結婚時に実の母親が無理をして贈ってくれた大切なバッグを、義理の母親と義理の妹から強引に求められたという女性の訴えが韓国のインターネット上に投稿され、大きな波紋を広げている。女性の心情を無視した親族の理不尽な要求に対し、ネット上では同情と怒りの声が相次いでいる。
事の発端は、あるオンラインコミュニティに女性が投稿した「義母と義妹が当然のように私のバッグを欲しがり、夫は見て見ぬふりをした」という内容の書き込みだった。投稿によると、このバッグはブランド品ではないものの、結婚にあたり女性の実母が1カ月の食費を切り詰めるなどして無理を重ねて買ってくれた、思い入れの深い贈り物だったという。
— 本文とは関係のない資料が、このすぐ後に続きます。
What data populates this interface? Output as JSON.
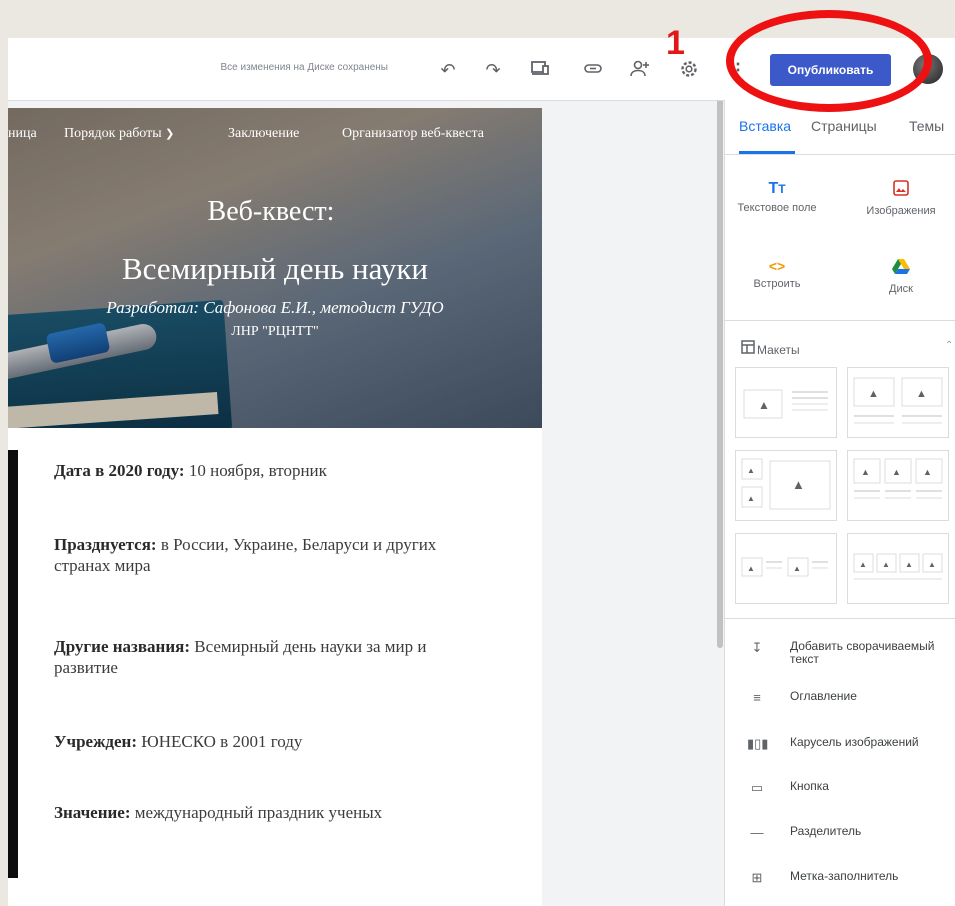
{
  "toolbar": {
    "save_status": "Все изменения на Диске сохранены",
    "publish_label": "Опубликовать",
    "icons": [
      "undo-icon",
      "redo-icon",
      "device-preview-icon",
      "link-icon",
      "share-icon",
      "settings-icon",
      "more-icon"
    ]
  },
  "annotation": {
    "number": "1"
  },
  "site": {
    "nav": [
      "ница",
      "Порядок работы",
      "Заключение",
      "Организатор веб-квеста"
    ],
    "title_line1": "Веб-квест:",
    "title_line2": "Всемирный день науки",
    "subtitle_line1": "Разработал: Сафонова Е.И., методист ГУДО",
    "subtitle_line2": "ЛНР \"РЦНТТ\"",
    "facts": [
      {
        "label": "Дата в 2020 году:",
        "value": " 10 ноября, вторник"
      },
      {
        "label": "Празднуется:",
        "value": " в России, Украине, Беларуси и других странах мира"
      },
      {
        "label": "Другие названия:",
        "value": " Всемирный день науки за мир и развитие"
      },
      {
        "label": "Учрежден:",
        "value": " ЮНЕСКО в 2001 году"
      },
      {
        "label": "Значение:",
        "value": " международный праздник ученых"
      }
    ]
  },
  "panel": {
    "tabs": [
      "Вставка",
      "Страницы",
      "Темы"
    ],
    "insert_items": [
      {
        "label": "Текстовое поле",
        "icon": "text-box-icon"
      },
      {
        "label": "Изображения",
        "icon": "image-icon"
      },
      {
        "label": "Встроить",
        "icon": "embed-icon"
      },
      {
        "label": "Диск",
        "icon": "drive-icon"
      }
    ],
    "layouts_label": "Макеты",
    "elements": [
      {
        "label": "Добавить сворачиваемый текст",
        "icon": "collapsible-text-icon"
      },
      {
        "label": "Оглавление",
        "icon": "table-of-contents-icon"
      },
      {
        "label": "Карусель изображений",
        "icon": "image-carousel-icon"
      },
      {
        "label": "Кнопка",
        "icon": "button-icon"
      },
      {
        "label": "Разделитель",
        "icon": "divider-icon"
      },
      {
        "label": "Метка-заполнитель",
        "icon": "placeholder-icon"
      }
    ],
    "active_tab_color": "#1a73e8",
    "publish_color": "#3c59c9"
  }
}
先週、女性が夫の実家を訪れた際、義母がバッグをしばらく眺めた後、「外出の時に少し使ってもいい? あなたはどうせ家にいるのだから」と求めてきた。女性が戸惑っていると、同席していた義妹が「そのままもらえばいい」と加勢。さらに夫は注意を向けることもなく、スマートフォンを眺め続けていたという。女性は、自身が無職だから外出もしないという前提の理不尽さや、譲る意思を一度も示していないにもかかわらず、当然のように譲渡を促す義妹の態度に強い不快感を覚えた。
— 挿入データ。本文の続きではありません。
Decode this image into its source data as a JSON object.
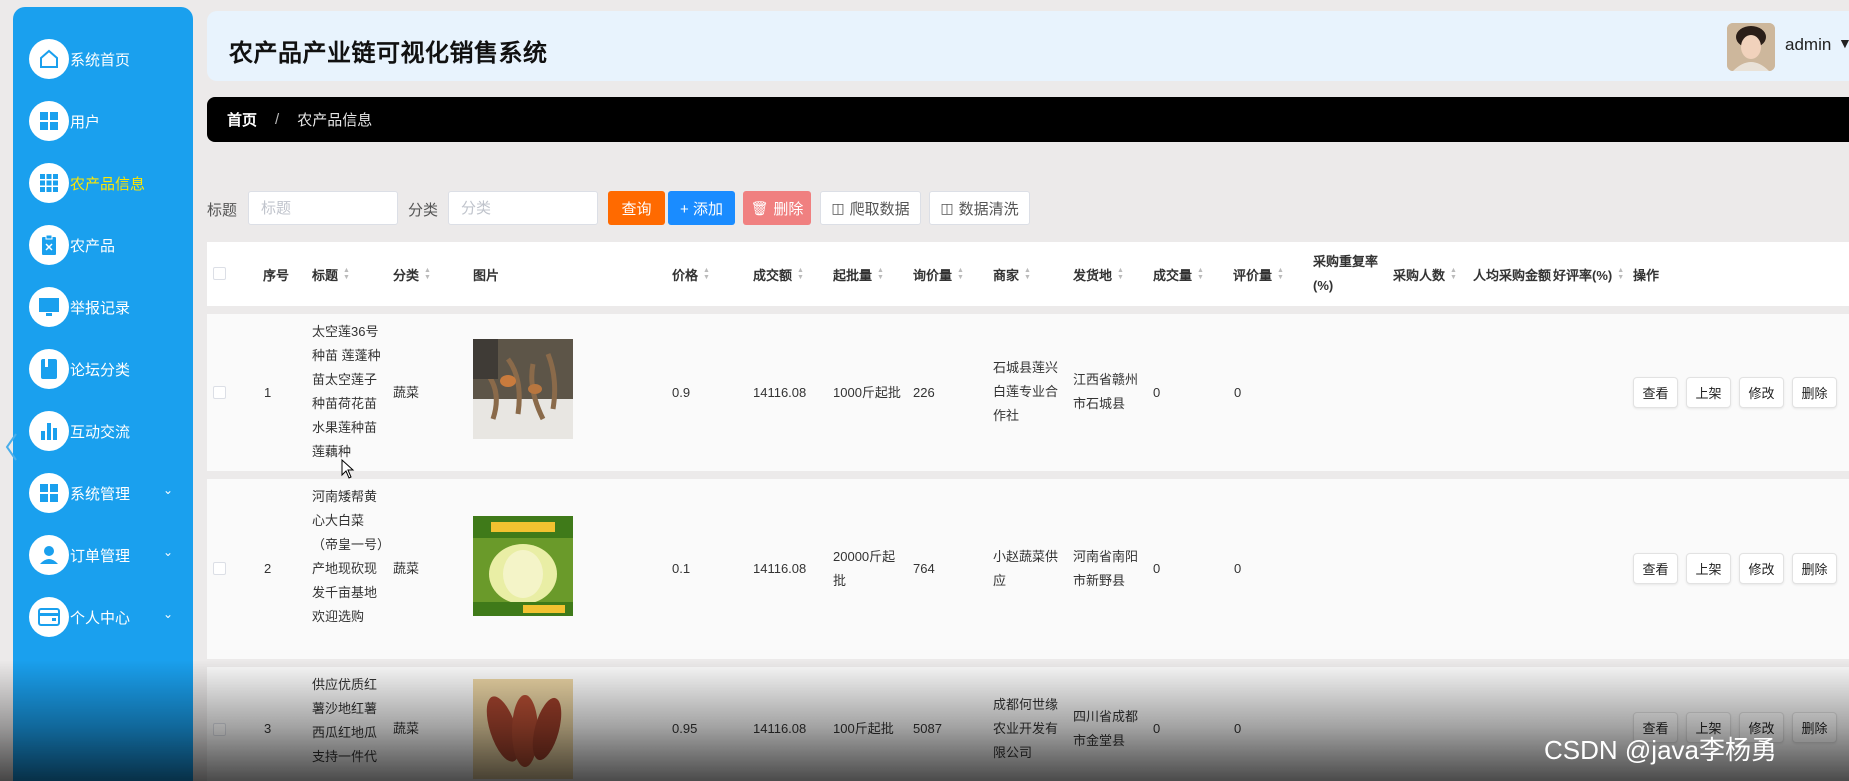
{
  "sidebar": {
    "items": [
      {
        "label": "系统首页",
        "icon": "home-icon",
        "active": false,
        "expandable": false
      },
      {
        "label": "用户",
        "icon": "grid-icon",
        "active": false,
        "expandable": false
      },
      {
        "label": "农产品信息",
        "icon": "apps-icon",
        "active": true,
        "expandable": false
      },
      {
        "label": "农产品",
        "icon": "clipboard-icon",
        "active": false,
        "expandable": false
      },
      {
        "label": "举报记录",
        "icon": "monitor-icon",
        "active": false,
        "expandable": false
      },
      {
        "label": "论坛分类",
        "icon": "book-icon",
        "active": false,
        "expandable": false
      },
      {
        "label": "互动交流",
        "icon": "bar-chart-icon",
        "active": false,
        "expandable": false
      },
      {
        "label": "系统管理",
        "icon": "grid-icon",
        "active": false,
        "expandable": true
      },
      {
        "label": "订单管理",
        "icon": "user-icon",
        "active": false,
        "expandable": true
      },
      {
        "label": "个人中心",
        "icon": "wallet-icon",
        "active": false,
        "expandable": true
      }
    ],
    "colors": {
      "background": "#1aa0ee",
      "active_label": "#ffe600"
    }
  },
  "header": {
    "title": "农产品产业链可视化销售系统",
    "username": "admin"
  },
  "breadcrumb": {
    "home": "首页",
    "separator": "/",
    "current": "农产品信息"
  },
  "search": {
    "title_label": "标题",
    "title_placeholder": "标题",
    "category_label": "分类",
    "category_placeholder": "分类",
    "query_button": "查询",
    "add_button": "+ 添加",
    "delete_button": "删除",
    "crawl_button": "爬取数据",
    "clean_button": "数据清洗"
  },
  "table": {
    "headers": {
      "index": "序号",
      "title": "标题",
      "category": "分类",
      "image": "图片",
      "price": "价格",
      "turnover": "成交额",
      "min_batch": "起批量",
      "inquiry": "询价量",
      "merchant": "商家",
      "origin": "发货地",
      "deals": "成交量",
      "reviews": "评价量",
      "repurchase_rate_line1": "采购重复率",
      "repurchase_rate_line2": "(%)",
      "buyers": "采购人数",
      "avg_amount": "人均采购金额",
      "good_rate": "好评率(%)",
      "actions": "操作"
    },
    "rows": [
      {
        "index": "1",
        "title": "太空莲36号种苗 莲蓬种苗太空莲子种苗荷花苗水果莲种苗莲藕种",
        "category": "蔬菜",
        "price": "0.9",
        "turnover": "14116.08",
        "min_batch": "1000斤起批",
        "inquiry": "226",
        "merchant": "石城县莲兴白莲专业合作社",
        "origin": "江西省赣州市石城县",
        "deals": "0",
        "reviews": "0"
      },
      {
        "index": "2",
        "title": "河南矮帮黄心大白菜（帝皇一号）产地现砍现发千亩基地 欢迎选购",
        "category": "蔬菜",
        "price": "0.1",
        "turnover": "14116.08",
        "min_batch": "20000斤起批",
        "inquiry": "764",
        "merchant": "小赵蔬菜供应",
        "origin": "河南省南阳市新野县",
        "deals": "0",
        "reviews": "0"
      },
      {
        "index": "3",
        "title": "供应优质红薯沙地红薯西瓜红地瓜支持一件代",
        "category": "蔬菜",
        "price": "0.95",
        "turnover": "14116.08",
        "min_batch": "100斤起批",
        "inquiry": "5087",
        "merchant": "成都何世缘农业开发有限公司",
        "origin": "四川省成都市金堂县",
        "deals": "0",
        "reviews": "0"
      }
    ],
    "row_actions": {
      "view": "查看",
      "shelve": "上架",
      "edit": "修改",
      "delete": "删除"
    }
  },
  "overlay": {
    "watermark": "CSDN @java李杨勇"
  }
}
女性が席を外す際、「母が買ってくれたものなので」と遠回しに断ると、義母は途端に不機嫌な表情を浮かべ、義妹からは「どうしてそんなに融通が利かないのか」と責め立てられたという。気まずい状況に追い込まれた女性は、自身に非があるのか、誰が見てもこの状況はおかしいのではないかと、ネット上で意見を求めていた。
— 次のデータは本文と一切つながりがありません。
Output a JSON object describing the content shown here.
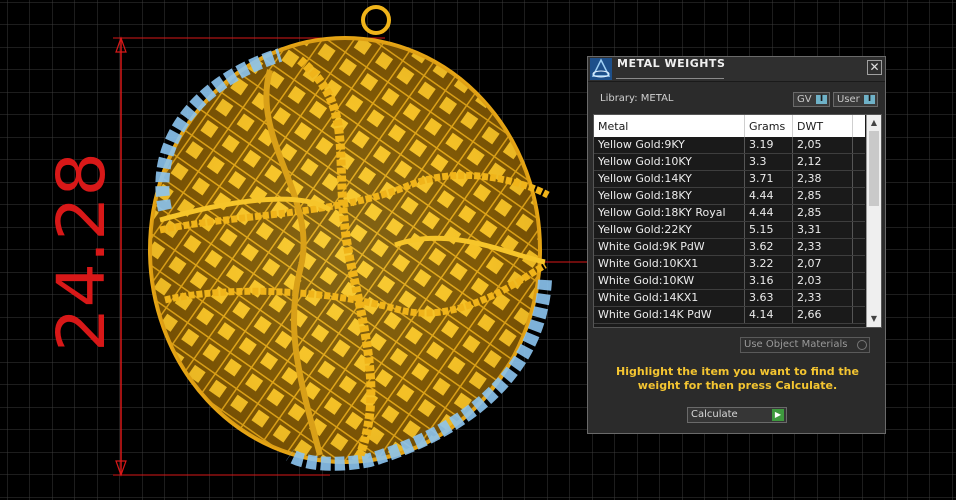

この訴えが拡散すると、ネットユーザーからは義母や義妹の振る舞いに対する痛烈な批判が殺到した。嫁の親が娘の結婚時に贈った品を欲しがること自体が理解に苦しむという意見のほか、横から同調して譲渡をあおった義妹の態度を最も問題視する声が目立った。親の気持ちが込められた大切な贈り物である背景を無視し、現代において露骨に嫁に威張るような親族の姿勢には、多くの呆れの声が寄せられている。
また、一連のやりとりを目の当たりにしながら静観していた夫に対しても、厳しい指摘が相次いだ。聞こえないふりをする姿が情けないという声や、身内の無礼に対して一言注意を払うべきだったという指摘、自身の母親へ自らバッグを贈る発想がないのかといった落胆の声が広がっている。